Obviously it is not the end of it because she tells and retells the story for the rest of her life. During the Alzheimer’s years, it blurs like a bad print of an old movie. The images are nearly unrecognizable, but since you know the story line by heart, you make allowances. After the fatal heart attack, she began invading my dreams, and the focus has become so painfully sharp, it hurts me to view it directly.

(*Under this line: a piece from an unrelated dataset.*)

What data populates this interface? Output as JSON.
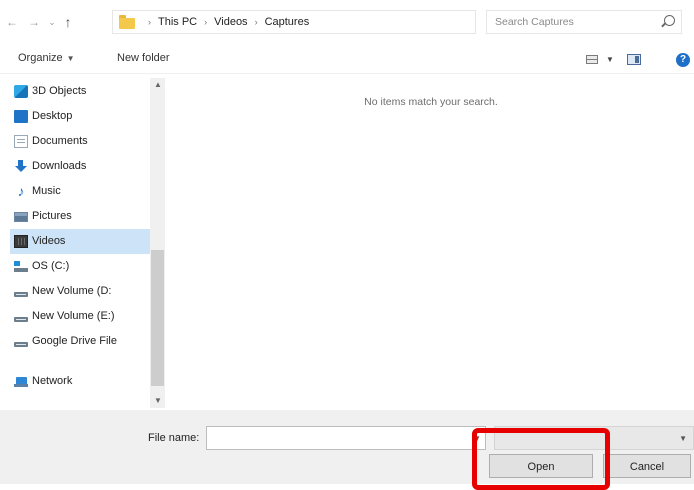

In the time between my childhood and my grandmother’s death, I managed to escape the weight of my mother, but my lips did touch liquor and, nearly crushed by the bottle, I forgot to write Grandma’s story. Instead I married a man from the South Bronx who, although he was not Irish, resembled my great-grandfather Patrick in more ways than I care to recount. Let’s just say he was a boxer in his own right. Later, too long after I’d turned from drink, I ejected him from my life, cursing his dark heart and telling him I hoped he rotted in hell. In the days before my thirty-sixth Christmas, I let the dirty clothes pile up, afraid that if I did the wash it would seal my fate. I read my tea leaves that always foretold I would be coming into money which never arrived.
Finally, sick and tired of grieving over spilled milk — mine, my mother’s, my grandmother’s, which lay mingled in a clotted puddle — I decided to wipe up the mess by sending away to the orphanage, the county courthouse, and the department of health for the records that would substantiate or disprove my grandmother’s history.
My great-grandmother did die on Christmas Day in 1902, exactly as I’d been told. Her husband deserted his children shortly afterward, and my grandmother was committed to the Grand Rapids Catholic Home for Orphans when she was seven, along with Frank, the brother she idolized. I have the papers to prove it, those and the court records from the custody battle the nuns waged against Mike and Rose five years later. There are newspaper clippings, too, about the orphanage fire. And Frank’s boy, now an old man with a pacemaker, confirms the begging in Milwaukee.
As it turns out, though, Patrick lay cold and decomposing long before my grandmother’s thirteenth summer. He was buried in a pauper’s grave outside the churchyard, and since the drink finally caught up to him in winter when the frozen earth was difficult to spade, he shares his final resting place with two other derelicts, one of them nameless, none of them properly waked. And although that blackhearted, drunkard of an Irishman did lay the stones for the orphanage that would imprison his own daughter’s mind and heart throughout her life, he was no stone-carver. Saint Alphonsus Church doesn’t have any stone angels. It never did.